Er entsteht, weil die Propellerblätter teilweise aus dem Wasser ragen und das Wasser weithin sichtbar nach hinten wegschleudern. Für effektives Ausnutzen der Antriebskraft treten diese Antriebe immer paarweise auf, da die von den Propellern erzeugte Seitenkraft annähernd gleich groß wie deren Vortriebskraft ist. Um die Seitenkräfte zu kompensieren, ist eine Doppelinstallation mit rechts- und linksdrehenden Propellern Pflicht.
Unser Testboot ist mit zweimal 10-Zylinder-Diesel-Motoren von MTU ausgestattet, die aus jeweils 22,3 l Hubraum zusammen eine Leistung von 3246 PS auf die Propellerwellen stemmen. Diese werden wiederum von zwei mächtigen Rolla-Propellern in Vortrieb umgewandelt.
Pershing verrät uns nicht deren Dimensionen, denn, so die Argumente, Konkurrenz liest mit. Wir haben mal unseren Kalkulator bemüht und errechnet, dass die Propellerdurchmesser größer als 100 cm sein müssen und die Steigungen bei wenigstens 150 cm liegen.
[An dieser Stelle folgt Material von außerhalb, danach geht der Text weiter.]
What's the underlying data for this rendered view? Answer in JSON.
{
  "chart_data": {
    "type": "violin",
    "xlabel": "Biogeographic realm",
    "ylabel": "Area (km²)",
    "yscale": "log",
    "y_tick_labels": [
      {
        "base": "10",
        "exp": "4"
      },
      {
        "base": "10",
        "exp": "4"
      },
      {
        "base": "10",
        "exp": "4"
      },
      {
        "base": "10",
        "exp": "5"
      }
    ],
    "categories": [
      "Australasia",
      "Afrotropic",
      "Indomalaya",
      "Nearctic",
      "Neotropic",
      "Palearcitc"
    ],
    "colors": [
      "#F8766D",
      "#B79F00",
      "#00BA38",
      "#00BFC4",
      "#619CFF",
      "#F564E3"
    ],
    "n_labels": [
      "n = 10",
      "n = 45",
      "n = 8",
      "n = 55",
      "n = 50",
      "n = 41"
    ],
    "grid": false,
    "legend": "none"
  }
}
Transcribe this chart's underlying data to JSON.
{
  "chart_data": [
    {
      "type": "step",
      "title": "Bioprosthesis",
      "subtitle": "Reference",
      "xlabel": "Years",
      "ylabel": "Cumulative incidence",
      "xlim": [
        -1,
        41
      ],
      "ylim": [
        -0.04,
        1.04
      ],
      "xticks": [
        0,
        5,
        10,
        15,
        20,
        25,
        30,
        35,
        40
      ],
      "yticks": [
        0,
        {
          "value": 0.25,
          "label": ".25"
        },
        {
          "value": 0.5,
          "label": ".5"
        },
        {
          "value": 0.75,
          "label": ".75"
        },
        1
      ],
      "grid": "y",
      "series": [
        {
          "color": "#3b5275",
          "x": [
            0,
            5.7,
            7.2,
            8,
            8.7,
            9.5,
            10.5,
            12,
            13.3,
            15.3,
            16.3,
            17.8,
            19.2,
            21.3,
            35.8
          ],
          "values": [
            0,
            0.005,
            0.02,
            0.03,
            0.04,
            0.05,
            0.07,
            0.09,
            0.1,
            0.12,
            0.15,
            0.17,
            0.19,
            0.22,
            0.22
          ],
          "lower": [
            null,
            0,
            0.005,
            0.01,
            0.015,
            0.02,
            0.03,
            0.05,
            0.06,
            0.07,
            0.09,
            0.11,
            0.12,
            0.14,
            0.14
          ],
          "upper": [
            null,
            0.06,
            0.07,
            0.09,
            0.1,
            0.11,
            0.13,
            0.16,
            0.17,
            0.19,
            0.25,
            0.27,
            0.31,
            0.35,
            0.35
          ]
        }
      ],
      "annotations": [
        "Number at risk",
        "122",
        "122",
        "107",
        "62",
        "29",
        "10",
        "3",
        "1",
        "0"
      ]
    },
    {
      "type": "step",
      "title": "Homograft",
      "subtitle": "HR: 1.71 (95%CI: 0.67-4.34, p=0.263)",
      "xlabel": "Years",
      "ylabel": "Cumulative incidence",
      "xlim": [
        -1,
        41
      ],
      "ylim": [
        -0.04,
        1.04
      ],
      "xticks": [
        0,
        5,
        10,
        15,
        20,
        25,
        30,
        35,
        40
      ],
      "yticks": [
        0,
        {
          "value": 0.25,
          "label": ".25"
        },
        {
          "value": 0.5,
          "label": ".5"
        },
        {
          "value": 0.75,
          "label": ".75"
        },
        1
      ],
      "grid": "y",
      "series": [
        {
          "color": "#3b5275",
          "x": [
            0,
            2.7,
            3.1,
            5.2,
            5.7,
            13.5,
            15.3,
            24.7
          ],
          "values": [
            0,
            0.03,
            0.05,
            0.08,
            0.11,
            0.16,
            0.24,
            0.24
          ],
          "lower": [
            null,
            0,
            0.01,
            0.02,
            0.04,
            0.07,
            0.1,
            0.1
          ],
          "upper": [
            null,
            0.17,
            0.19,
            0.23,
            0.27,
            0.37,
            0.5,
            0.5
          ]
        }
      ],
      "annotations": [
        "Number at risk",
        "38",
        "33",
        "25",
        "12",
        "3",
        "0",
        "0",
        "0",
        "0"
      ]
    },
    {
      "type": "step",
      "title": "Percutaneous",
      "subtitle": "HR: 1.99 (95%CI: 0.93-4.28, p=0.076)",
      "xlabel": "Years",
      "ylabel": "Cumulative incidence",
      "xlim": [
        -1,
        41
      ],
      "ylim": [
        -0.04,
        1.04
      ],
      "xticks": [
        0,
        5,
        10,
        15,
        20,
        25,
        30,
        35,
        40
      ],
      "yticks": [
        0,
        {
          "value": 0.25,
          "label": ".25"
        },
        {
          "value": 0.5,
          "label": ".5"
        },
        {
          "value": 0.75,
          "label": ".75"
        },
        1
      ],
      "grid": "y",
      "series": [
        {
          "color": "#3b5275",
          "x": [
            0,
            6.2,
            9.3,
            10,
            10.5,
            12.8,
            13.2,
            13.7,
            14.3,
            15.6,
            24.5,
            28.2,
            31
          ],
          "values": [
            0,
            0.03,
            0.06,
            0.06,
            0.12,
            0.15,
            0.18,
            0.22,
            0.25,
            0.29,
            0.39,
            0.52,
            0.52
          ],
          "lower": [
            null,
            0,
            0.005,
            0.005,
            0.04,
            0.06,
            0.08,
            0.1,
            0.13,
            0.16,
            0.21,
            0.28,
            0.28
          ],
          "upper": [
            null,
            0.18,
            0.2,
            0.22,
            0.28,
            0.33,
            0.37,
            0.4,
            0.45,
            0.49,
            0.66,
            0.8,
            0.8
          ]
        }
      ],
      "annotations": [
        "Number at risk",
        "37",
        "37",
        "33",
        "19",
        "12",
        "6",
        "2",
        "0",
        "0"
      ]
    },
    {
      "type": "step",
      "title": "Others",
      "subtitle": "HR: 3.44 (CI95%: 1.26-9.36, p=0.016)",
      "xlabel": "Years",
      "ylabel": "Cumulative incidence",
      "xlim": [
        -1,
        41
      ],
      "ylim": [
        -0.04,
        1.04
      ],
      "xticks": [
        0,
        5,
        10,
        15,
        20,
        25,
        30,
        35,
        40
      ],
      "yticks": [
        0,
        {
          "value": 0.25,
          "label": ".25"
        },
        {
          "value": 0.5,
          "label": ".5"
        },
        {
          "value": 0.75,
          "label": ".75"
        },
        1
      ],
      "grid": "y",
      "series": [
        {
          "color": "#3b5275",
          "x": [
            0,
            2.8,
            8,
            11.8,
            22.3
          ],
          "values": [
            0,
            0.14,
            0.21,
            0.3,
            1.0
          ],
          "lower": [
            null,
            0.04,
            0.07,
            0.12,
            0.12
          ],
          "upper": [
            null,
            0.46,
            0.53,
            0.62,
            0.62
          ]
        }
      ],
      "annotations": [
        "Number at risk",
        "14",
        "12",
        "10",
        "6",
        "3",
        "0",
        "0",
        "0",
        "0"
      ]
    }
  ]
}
Wenn man sich nun einmal, lapidar gesagt, der Propeller-Effizienz widmet und wie sie umgesetzt wird, müsste das Boot bei der geringsten Motordrehzahl (630 U/min) theoretisch knapp über 12 kn schnell fahren. Gemessen haben wir 8 kn. Wenn man sich dagegen die Werte bei Vollgas (2450 U/min) ansieht, macht der Unterschied zwischen theoretischer (47,4 kn) und gemessener Geschwindigkeit (47 kn) nicht mal einen halben Knoten aus.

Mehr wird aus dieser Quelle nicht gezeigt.